Karl Paul FREDERICK, Représentant Résident de Plan International Bénin et Chef de file des PTF du secteur de la santé

Le Fonds Mondial est actuellement dans son 7e cycle de reconstitution qui couvrira sa mise en œuvre pour la période 2023-2025 avec comme objectif de mobiliser au moins 18 milliards de dollars américains. À l’aube de cette conférence de reconstitution des ressources du Fonds mondial et à l’occasion de cette journée mondiale, le Ministère de la Santé à travers le Programme National de Lutte contre le Paludisme, a organisé le vendredi 29 avril dernier, avec l’appui technique et financier de Speak Up Africa et en collaboration avec l’Agence des États-Unis pour le Développement International (USAID) et Ecobank Bénin, un vernissage de l’exposition photos pour plaider en faveur de lamobilisation des ressources nationales et de l’augmentation des ressources externes.

Cet évènement de haute portée a réunit des Institutions de la République, des Partenaires Techniques et Financiers, l’Instance Nationale de Coordination du Fonds Mondial (INC/FM), la Plateforme du Secteur Sanitaire Privé du Bénin, des chefs d’entreprises du Secteur privé, des Organisations de la société civile (OSC), des organisations communautaires de base (OBC), avec une forte mobilisation des médias.
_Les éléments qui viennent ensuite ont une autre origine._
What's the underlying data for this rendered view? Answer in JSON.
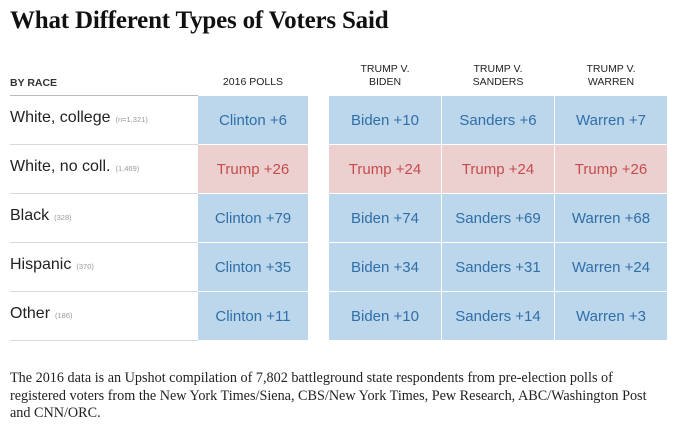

Le discours d’engagement et de plaidoyer de la Vice-Présidente du Bénin a marqué les esprits. Par sa volonté, elle a dressé un chapelet de dispositions basiques pour réduire les risques de contamination tout en appelant à une mobilisation générale pour s’armer de bonne volonté, de détermination et de persévérance dans la même lutte et garder la même vision.

« C’est le combat pour la vie qui nous unit à cette exposition photos de plaidoyer…Beaucoup plus que d’autres maladies, dans le monde, un enfant meurt du paludisme toutes les trente secondes et quatre femmes enceintes décèdent faute de paludisme. Or aucun pays au monde ne peut se développer avec une population malade et l’humanité peut si elle veut en finir avec le paludisme. Toutes les actions indispensables à l’élimination du paludisme nécessitent d’énormes ressources que l’état seul ne peut mobiliser, d’où la nécessité des contributions des partenaires public et privé, internes et externes. »

« Nous invitons les entreprises à faire de leur engagement pour l’éradication du paludisme, une priorité sociale » a-t-elle ajouté.

S.E.M Mariam Chabi TALATA ZIME, Vice-Présidente de la République du Bénin

Cet évènement a permis de décerner des certificats de reconnaissance d’engagement et de mérite à trois champions Zéro Palu : Honorable AKE NATONDE, Dr ANNABELLE EKUE HOUNKPONOU et M. ESPERAT TOSSA. Rappelons enfin, que les œuvres photographiques illustrant les réalités quotidiennes liées au paludisme ont été réalisées par le photographe béninois Eddy Ostwald Aguessy.